In the post-match interview after England’s historic penalty shootout victory against Columbia in the World Cup, Gareth Southgate and Jordan Pickford both spoke about “owning the process ”. But what exactly does this mean? And why was it the key to England’s success?
Beating the odds
Statistically speaking, a goalkeeper is not expected to save a penalty kick. If you look at the science behind this, you can understand why.
The penalty spot is 12 yards from the goal line. The goal is eight yards wide and eight feet high, and typically a goalkeeper is just over six feet tall. When a kick is taken, the ball is likely to travel up to 80 miles an hour, and it will take approximately 500 milliseconds for the ball to travel from the penalty spot to the goal. The goalkeeper’s reaction time is approximately 600 milliseconds.
In that time, a goalkeeper needs to get set, he needs to decide which way he’s going (left or right, high or low) and he then needs to push and power on through in order to block the ball. The odds are stacked heavily against him, and the chances of a goalkeeper making a save are about 15% to 20%.
But if the England team was going to break the penalty shootout curse that has plagued them for so long, they were going to need to do everything in their power to improve their chances.
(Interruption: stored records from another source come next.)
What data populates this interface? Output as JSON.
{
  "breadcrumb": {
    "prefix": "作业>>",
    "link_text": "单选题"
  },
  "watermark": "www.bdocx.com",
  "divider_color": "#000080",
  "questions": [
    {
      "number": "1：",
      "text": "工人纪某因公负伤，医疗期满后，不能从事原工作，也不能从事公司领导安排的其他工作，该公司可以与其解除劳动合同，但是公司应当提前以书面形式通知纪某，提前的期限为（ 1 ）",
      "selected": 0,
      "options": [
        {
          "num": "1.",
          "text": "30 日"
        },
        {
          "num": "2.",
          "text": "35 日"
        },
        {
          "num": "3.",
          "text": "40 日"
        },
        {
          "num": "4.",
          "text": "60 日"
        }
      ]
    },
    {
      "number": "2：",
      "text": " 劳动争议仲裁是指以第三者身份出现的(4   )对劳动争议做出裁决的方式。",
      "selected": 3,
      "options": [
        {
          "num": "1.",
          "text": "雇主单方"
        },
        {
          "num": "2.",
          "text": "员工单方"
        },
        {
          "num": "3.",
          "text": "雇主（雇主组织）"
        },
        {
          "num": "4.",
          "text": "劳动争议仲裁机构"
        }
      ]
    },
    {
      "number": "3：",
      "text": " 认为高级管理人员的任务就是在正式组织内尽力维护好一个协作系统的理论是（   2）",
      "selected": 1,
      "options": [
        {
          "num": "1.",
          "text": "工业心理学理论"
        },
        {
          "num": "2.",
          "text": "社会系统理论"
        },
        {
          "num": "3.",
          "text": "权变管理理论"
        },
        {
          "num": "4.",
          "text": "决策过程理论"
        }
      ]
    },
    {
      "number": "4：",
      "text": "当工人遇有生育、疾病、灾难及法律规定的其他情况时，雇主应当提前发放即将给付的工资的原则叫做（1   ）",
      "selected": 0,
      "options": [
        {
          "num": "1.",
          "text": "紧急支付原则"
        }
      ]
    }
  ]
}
Instead of praying to the football gods or working a bit of black magic, they did so by owning the process.
Owning the process
Owning the process means breaking down the components so that there is a game plan which everyone can visualise. That way, there are no surprises on the day.
(By the way, I feel I can speak with some authority on the subject, as my son is a goalkeeper at the Reading Academy and I have spent many hours on the side-lines and with the goalkeeping coaches!)
So, what are the sub-processes for a penalty kick?
It all starts with preparation.
The outfield players will practise their penalty kicks hundreds of times. Everything is rehearsed – from placing the ball, to the number of steps walked back, to the direction of the kick. In doing so, every stage of the process is familiar to them.
Equally the goalkeeper will practise saving penalties so that it speeds up his reaction time and becomes second nature, meaning he doesn’t need to think about when and how to dive.
The team will also study the opposition’s players, giving them an insight as to how each person takes a penalty kick. Some individuals tend to shoot high, low, down the centre, left or right. Knowing these trends before stepping up to the line is a huge advantage.
Mindset plays a huge part.
The players need to be conditioned for the pressure, not only from within the stadium but also from the fans back home whose hopes are resting on their shoulders.
The manager will draw up a list of the players selected to take a penalty and the order. This will depend on how good they are and whether they have the right mindset to handle the pressure.
Executing the plan
Next comes match day, when the plan needs to be executed. Because of the preparation, everyone knows what is expected of them and when.
Firstly, the manager needs to ensure that the penalty takers are on the pitch when the extra-time whistle is blown, so must manage his substitutions carefully.
Then there’s the actual shootout. Decisions have to be made as to who goes first and which goal to use, after which the team gathers on the halfway line. There is a long walk for the penalty taker from the halfway line to the penalty spot, and all the while the tension is mounting.
Similarly, there is a long walk for the goalkeeper from the side of the goal to the centre of the goal. Both will be trying to psyche each other out, and one goalkeeper will be at the opposition end, so the fans will be trying to disrupt him. Again, it comes back to mindset.
The penalty taker will place the ball on the spot, take his set number of paces backwards and get himself ready to take the kick. Just like he practised. The goalkeeper will stand at the centre of the goal and will try to make himself as large as possible, often jumping up and down waving his arms.
The referee will check both players are ready and blow his whistle. Once the whistle is blown and the penalty taker starts his run up, the goalkeeper knows he’s only got a 15-20% success rate, but his prior planning and revision will guide him as to which way he will dive. The penalty taker will hit the ball, which will travel at 80 miles an hour towards the goal.
There are five penalties before it goes into sudden death, so for the goalkeeper, this process must be repeated. That means staying focused and sticking to the plan.
And then there’s luck. But as they say, you make your own luck.
Own your business process
So, there was a lot more to that penalty shootout than meets the eye.
Statistically, Jordan Pickford had little chance of saving that penalty. But he did, because he (like the rest of the England team) prepared, withstood the pressure, and executed his game plan. In other words, he owned the process.
This tactic isn’t just reserved for our football heroes. It can also be applied to businesses. If you own a business, ask yourself – do you own the process? Does everybody within your team know what is expected? Do you have a game plan? Can everyone visualise the direction that your business is moving in to achieve your business goals?